Die Kraft der Farben!

Was haben Weingummi, Götterspeise, Cocktailkirschen, Fruchtbonbons und viele andere Lebensmittel gemeinsam? – Sie alle sind farbig und schmecken gut.
Der Mensch lebt in einer visuellen Welt, in der Farben einen immensen Informationsgehalt beinhalten. Wir leben mit Farben! Dies gilt auch ganz wesentlich für den Bereich
Essen und Trinken. Zu den Urerfahrungen des Menschen gehört, dass bestimmte Lebensmittel eine bestimmte Farbe haben müssen, um als schmackhaft oder zumindest als genießbar zu gelten. Unsere Augen essen und genießen mit.

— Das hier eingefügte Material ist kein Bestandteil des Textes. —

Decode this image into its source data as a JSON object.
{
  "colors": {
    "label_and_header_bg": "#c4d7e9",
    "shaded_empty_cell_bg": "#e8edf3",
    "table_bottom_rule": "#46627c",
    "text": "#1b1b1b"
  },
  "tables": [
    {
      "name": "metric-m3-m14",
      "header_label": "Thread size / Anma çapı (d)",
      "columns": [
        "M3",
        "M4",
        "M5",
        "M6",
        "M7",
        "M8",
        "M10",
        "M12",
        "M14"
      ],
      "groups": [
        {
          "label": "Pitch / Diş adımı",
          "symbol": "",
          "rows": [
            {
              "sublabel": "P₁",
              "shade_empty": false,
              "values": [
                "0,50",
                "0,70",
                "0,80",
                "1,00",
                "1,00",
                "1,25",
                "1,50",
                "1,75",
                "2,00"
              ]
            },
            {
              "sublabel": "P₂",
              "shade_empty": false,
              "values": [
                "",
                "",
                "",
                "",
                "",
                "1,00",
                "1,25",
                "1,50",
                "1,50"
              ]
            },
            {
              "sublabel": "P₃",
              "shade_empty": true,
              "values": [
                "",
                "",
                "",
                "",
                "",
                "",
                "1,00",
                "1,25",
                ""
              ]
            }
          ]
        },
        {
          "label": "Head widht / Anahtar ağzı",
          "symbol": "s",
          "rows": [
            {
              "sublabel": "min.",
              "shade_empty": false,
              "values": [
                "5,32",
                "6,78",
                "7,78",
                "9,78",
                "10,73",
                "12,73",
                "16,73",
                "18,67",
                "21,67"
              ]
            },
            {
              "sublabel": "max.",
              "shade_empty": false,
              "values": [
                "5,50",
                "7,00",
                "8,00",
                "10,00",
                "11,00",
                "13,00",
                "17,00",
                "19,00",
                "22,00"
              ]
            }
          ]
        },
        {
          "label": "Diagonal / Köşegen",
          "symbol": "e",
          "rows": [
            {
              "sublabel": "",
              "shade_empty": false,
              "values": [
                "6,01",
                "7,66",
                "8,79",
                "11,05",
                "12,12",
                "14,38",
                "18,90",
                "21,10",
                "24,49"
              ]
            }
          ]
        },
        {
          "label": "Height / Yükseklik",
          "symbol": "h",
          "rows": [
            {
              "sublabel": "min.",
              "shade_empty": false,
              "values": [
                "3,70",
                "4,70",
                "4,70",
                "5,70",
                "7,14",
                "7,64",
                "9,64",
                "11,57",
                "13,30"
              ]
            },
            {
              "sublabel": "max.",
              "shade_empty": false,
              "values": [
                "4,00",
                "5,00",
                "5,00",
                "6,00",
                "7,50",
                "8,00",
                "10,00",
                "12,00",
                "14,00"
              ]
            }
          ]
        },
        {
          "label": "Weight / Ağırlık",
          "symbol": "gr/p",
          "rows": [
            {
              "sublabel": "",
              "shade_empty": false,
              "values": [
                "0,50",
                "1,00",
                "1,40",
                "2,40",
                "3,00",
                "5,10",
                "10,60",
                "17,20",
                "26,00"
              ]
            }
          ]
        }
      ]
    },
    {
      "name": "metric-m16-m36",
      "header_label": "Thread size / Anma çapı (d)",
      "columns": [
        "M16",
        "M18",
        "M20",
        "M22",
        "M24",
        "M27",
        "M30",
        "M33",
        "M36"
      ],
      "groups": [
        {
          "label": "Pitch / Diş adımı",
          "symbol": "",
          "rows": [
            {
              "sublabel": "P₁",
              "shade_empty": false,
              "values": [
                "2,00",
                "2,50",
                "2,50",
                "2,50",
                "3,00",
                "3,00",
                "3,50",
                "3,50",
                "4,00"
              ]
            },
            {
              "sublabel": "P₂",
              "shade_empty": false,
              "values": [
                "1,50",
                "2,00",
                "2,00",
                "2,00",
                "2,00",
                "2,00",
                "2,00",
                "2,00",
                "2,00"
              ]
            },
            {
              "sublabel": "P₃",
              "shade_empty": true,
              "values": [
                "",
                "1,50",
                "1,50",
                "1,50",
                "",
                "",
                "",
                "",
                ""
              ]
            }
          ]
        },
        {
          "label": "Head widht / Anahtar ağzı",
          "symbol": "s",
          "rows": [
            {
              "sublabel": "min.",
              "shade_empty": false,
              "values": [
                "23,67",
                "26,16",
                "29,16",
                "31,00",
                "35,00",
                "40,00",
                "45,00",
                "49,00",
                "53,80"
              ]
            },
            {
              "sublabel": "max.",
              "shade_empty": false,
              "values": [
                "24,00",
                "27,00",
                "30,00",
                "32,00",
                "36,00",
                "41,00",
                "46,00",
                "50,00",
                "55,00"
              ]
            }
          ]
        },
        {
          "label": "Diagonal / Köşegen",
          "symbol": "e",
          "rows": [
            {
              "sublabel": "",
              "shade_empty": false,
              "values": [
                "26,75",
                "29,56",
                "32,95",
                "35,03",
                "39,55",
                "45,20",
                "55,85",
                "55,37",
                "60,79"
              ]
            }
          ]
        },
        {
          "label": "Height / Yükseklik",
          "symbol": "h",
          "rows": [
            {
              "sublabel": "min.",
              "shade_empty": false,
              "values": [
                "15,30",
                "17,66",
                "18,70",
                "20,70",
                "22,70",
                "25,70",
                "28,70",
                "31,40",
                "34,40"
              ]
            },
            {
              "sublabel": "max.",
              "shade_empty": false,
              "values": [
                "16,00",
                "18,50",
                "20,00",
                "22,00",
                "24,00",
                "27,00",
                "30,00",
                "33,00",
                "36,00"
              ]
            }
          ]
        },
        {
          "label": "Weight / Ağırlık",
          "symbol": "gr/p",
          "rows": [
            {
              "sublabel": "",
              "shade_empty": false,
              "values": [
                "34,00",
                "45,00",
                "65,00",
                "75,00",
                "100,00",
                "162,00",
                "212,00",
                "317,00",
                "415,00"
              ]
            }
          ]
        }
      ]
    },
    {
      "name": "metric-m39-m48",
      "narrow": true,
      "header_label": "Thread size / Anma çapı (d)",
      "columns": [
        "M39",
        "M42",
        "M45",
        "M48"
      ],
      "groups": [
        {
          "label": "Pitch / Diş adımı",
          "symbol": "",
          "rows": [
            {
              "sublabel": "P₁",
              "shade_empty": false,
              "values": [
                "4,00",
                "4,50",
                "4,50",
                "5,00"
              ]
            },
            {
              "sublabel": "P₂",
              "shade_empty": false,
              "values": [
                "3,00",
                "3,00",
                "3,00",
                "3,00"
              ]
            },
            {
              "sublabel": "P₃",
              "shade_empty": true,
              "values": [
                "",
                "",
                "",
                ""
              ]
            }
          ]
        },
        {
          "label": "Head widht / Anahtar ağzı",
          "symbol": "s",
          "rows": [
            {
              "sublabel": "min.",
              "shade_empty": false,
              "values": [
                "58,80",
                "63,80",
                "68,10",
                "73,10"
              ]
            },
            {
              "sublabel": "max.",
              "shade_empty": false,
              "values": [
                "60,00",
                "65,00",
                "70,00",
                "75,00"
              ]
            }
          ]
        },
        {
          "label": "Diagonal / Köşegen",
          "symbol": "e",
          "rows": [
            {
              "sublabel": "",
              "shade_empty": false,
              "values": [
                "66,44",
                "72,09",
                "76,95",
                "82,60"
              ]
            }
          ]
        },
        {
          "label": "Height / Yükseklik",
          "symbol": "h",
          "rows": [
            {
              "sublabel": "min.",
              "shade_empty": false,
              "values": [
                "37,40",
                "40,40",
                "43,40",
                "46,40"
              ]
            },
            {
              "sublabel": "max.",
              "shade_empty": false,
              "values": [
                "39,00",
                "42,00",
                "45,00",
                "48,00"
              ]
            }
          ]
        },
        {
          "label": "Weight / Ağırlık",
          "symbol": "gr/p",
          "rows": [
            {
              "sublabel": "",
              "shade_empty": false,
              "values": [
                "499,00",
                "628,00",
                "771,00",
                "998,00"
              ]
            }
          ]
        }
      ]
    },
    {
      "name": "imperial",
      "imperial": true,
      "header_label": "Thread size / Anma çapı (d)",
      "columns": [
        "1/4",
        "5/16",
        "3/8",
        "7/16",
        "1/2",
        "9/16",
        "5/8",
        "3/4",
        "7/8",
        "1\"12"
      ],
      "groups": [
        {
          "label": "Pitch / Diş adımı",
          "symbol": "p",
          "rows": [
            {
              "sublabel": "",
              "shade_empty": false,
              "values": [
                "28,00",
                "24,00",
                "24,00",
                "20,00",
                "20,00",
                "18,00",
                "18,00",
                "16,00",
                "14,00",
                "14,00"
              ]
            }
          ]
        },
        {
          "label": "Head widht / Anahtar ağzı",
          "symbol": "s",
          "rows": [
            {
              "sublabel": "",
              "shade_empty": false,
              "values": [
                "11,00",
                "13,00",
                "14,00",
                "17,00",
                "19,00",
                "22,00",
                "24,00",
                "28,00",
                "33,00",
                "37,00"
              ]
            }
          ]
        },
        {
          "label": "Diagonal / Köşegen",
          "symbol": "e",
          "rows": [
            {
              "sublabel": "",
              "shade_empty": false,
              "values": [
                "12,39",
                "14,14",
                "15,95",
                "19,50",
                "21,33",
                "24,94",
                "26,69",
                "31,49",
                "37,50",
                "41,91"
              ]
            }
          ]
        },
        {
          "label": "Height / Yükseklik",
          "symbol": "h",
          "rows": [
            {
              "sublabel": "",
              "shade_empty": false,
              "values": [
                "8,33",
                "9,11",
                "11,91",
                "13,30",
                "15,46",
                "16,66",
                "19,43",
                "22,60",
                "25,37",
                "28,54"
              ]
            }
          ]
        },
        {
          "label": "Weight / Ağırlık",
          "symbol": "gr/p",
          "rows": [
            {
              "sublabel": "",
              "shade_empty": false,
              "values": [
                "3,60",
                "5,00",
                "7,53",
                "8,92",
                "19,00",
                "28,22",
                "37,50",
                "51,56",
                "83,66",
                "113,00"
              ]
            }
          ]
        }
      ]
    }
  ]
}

Wie entsteht ein farbiger Eindruck?

Fällt Licht auf eine uns farbig erscheinende Substanz, wird durch den Molekülaufbau der farbgebenden Substanz Licht einer bestimmten Wellenlänge absorbiert (=verschluckt). Der restliche Teil des Lichtes wird reflektiert (=zurückgeworfen). Das ist dann die Farbe, die wir sehen. Absorbierte und reflektierte Farben sind Komplementärfarben, das heißt, sie stehen sich im Farbenkreis gegenüber (siehe Abbildung). Wird das gesamte Licht reflektiert, erscheint die Substanz weiß; wird es vollständig absorbiert, erscheint die Substanz schwarz.

Wozu eigentlich färben?

Die Lebensmitteltechnologie versucht mittels moderner, schonender Produktionsverfahren, mögliche Farbverluste von vornherein zu verhindern. Gelingt dies nicht oder müssen die durch Verarbeitung und spätere Lagerung entstehenden Farbverluste korrigiert oder natürliche Schwankungen in der Farbintensität der Rohware ausgeglichen werden, kann auf die Färbung eines Lebensmittels zurückgegriffen werden. Darüber hinaus kann die Farbe eines Produktes verstärkt bzw. können eigentlich farblose Produkte, wie z. B. viele Zuckerwaren, entsprechend ihrer Formgebung und Aromaaussage möglichst naturgetreu gefärbt werden, um so die Appetitanregung zu unterstützen und die Freude am Verzehr zu steigern. Eine technologische Notwendigkeit ist für eine Färbung jedoch immer Voraussetzung.

Welche Gruppen von Lebensmittelfarbstoffen gibt es?

Es gibt verschiedene Möglichkeiten, Lebensmittel zu färben:
a) mit färbenden Lebensmitteln bzw. entsprechenden Auszügen
b) mit natürlichen Farbstoffen
c) mit naturidentischen Farbstoffen
d) mit synthetischen Farbstoffen.
Zu den färbenden Lebensmitteln gehören zum Beispiel entsprechende Säfte oder Extrakte (Johannisbeer, Heidelbeer, u. a.). Die natürlichen Farbstoffe werden als "reine" Substanzen aus der Natur gewonnen (z. B. Carotinoide, Chlorophylle, Betanin, etc.), während die naturidentischen Farbstoffe den natürlichen Farbstoffen zwar chemisch gleich sind, jedoch durch Synthese hergestellt werden. Synthetische Farbstoffe haben kein Vorbild in der Natur, sie stellen artifiziell gewonnene Stoffe dar (z. B. Azofarbstoffe).

Im Spannungsfeld zwischen Farben und Farbstoffen

Allgemein akzeptiert ist es, dass Lebensmitteln – soweit notwendig – natürliche oder naturidentische Farbstoffe zugesetzt werden. Das ist jedoch nicht immer ganz unproblematisch, da diese Farbstoffe in der Regel sehr oxidations- und häufig auch lichtempfindlich sind und infolgedessen zu Farbverlusten neigen. Aus diesen Gründen können bestimmte Lebensmittel, bei denen eine Färbung vom Gesetzgeber zugelassen ist, auch mit synthetischen Farbstoffen versehen werden. Synthetische Farbstoffe zeichnen sich durch eine höhere Ergiebigkeit und Farbintensität aus. Sie lassen sich in der Regel auch bei vergleichsweise höheren Temperaturen problemloser verarbeiten und sind stabiler gegen Licht und Sauerstoff. Diesen klaren Vorteilen stehen aber häufig bei den Verbrauchern Akzeptanzvorbehalte gegenüber. In dieser Diskussion hilft auch selten der wissenschaftlich fundierte Hinweis, dass synthetische Farbstoffe mehr noch als die natürlichen Produkte umfangreichsten toxikologischen Untersuchungen unterworfen sind, um ihre gesundheitliche Unbedenklichkeit zu gewährleisten.